- Echelon Front
- Jocko Willink is a retired US Navy SEAL commander, bestselling author, and popular podcast host. His experience taught him there are two types of stress to deal with. Staying calm and focused required confronting these two types, and knowing when to prepare and when to accept.
As a US Navy SEAL commander, Jocko Willink had to approve and oversee missions for his two platoons, communicate with his own bosses up the chain of command, and coordinate plans with troops from other branches and allied countries. He had to do his job, as everyone else he worked alongside, under a near constant threat of attack.
Despite these conditions, Willink led SEAL Team 3 Task Unit Bruiser to become the most highly decorated US special operations unit of the Iraq War.
The experience taught him, to put it lightly, how to deal with stress that makes office anxiety not really seem so bad.
Business Insider recently spoke with Willink about his new book about leadership and health lessons learned from his time as a SEAL, “Discipline Equals Freedom: Field Manual,” and he explained how “most of the time we’re either facing stress of things that we can control and stress of things that we can’t control.”
When it’s out of your control
In war, the most ironclad plans can be shaken by a surprise attack from the enemy.
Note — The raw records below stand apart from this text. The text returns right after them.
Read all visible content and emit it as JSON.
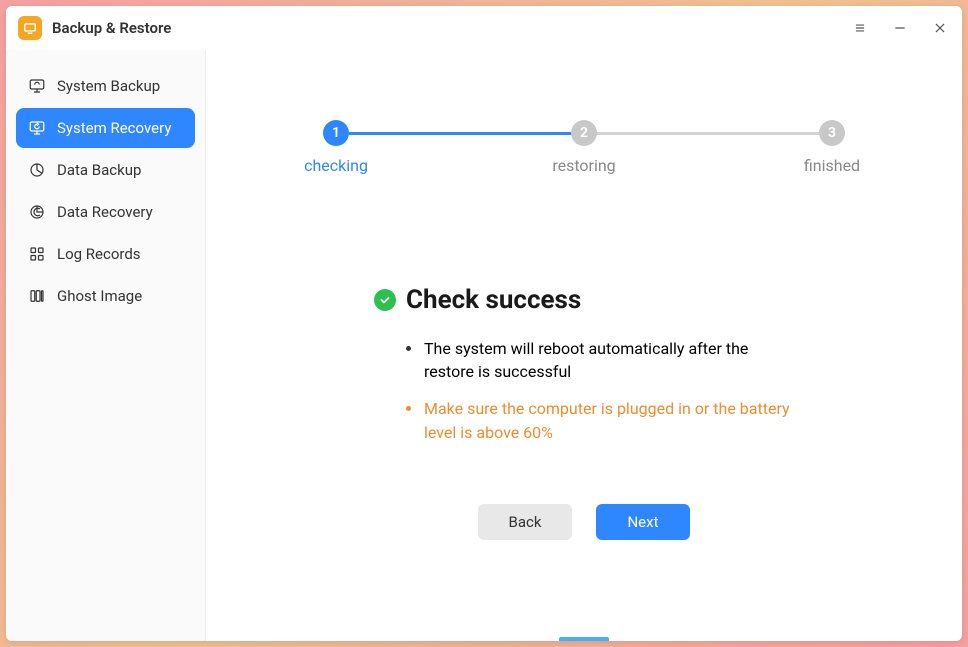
{
  "app": {
    "title": "Backup & Restore"
  },
  "sidebar": {
    "items": [
      {
        "label": "System Backup",
        "icon": "monitor-refresh-icon",
        "active": false
      },
      {
        "label": "System Recovery",
        "icon": "monitor-recover-icon",
        "active": true
      },
      {
        "label": "Data Backup",
        "icon": "pie-icon",
        "active": false
      },
      {
        "label": "Data Recovery",
        "icon": "pie-refresh-icon",
        "active": false
      },
      {
        "label": "Log Records",
        "icon": "grid-icon",
        "active": false
      },
      {
        "label": "Ghost Image",
        "icon": "columns-icon",
        "active": false
      }
    ]
  },
  "stepper": {
    "steps": [
      {
        "num": "1",
        "label": "checking",
        "active": true
      },
      {
        "num": "2",
        "label": "restoring",
        "active": false
      },
      {
        "num": "3",
        "label": "finished",
        "active": false
      }
    ]
  },
  "result": {
    "title": "Check success",
    "bullets": [
      {
        "text": "The system will reboot automatically after the restore is successful",
        "warn": false
      },
      {
        "text": "Make sure the computer is plugged in or the battery level is above 60%",
        "warn": true
      }
    ]
  },
  "buttons": {
    "back": "Back",
    "next": "Next"
  }
}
“If it’s stress of things that we cannot control, what you have to do is you mitigate that stress as much as possible,” Willink said. “You’ve planned, you’ve trained, you’ve done everything you can in your power to mitigate the stress that’s facing you. And then after that, there’s nothing you can do. So, you have to let that one go.”
Willink may have learned this in an extremely high stakes setting, but it’s an insight that’s applicable to everyone, both personally and professionally. Prepare, accept, and then adapt. It’s not productive agonizing over what was out of your power, because “worrying about them is taking away energy from what you should be doing, which is concentrating on the things that you actually can control.”
When you can confront it
As commander, Willink instituted a philosophy he dubbed “extreme ownership,” which is also the title of the book he wrote with his business partner and one of his platoon leaders, Leif Babin. It’s about taking full responsibility for everything that happens under your watch.
“A lot of times people have something that they’re afraid of,” Willink told us. “They’ve got a client that’s mad at them. They’ve got a project that’s due. And they let that stress hang over their head. I don’t let that happen.
“If I’ve got a problem with one of my clients that needs to get solved, guess what I’m going to do? I’m going to call them up and I’m going to say, ‘Hey, here’s what’s going on. This is the situation. This thing went sideways. I didn’t expect it. Now it’s going to take me some more time to get you what you need.’ But I’m going to do that upfront.”
Willink said the approach is a remedy for procrastination. “I’m not going to let that thing hang over my head and wait till the last minute and be scared of it,” he said. “No. If I’ve got something do. I’m going to attack it. I’m going to attack that stress.”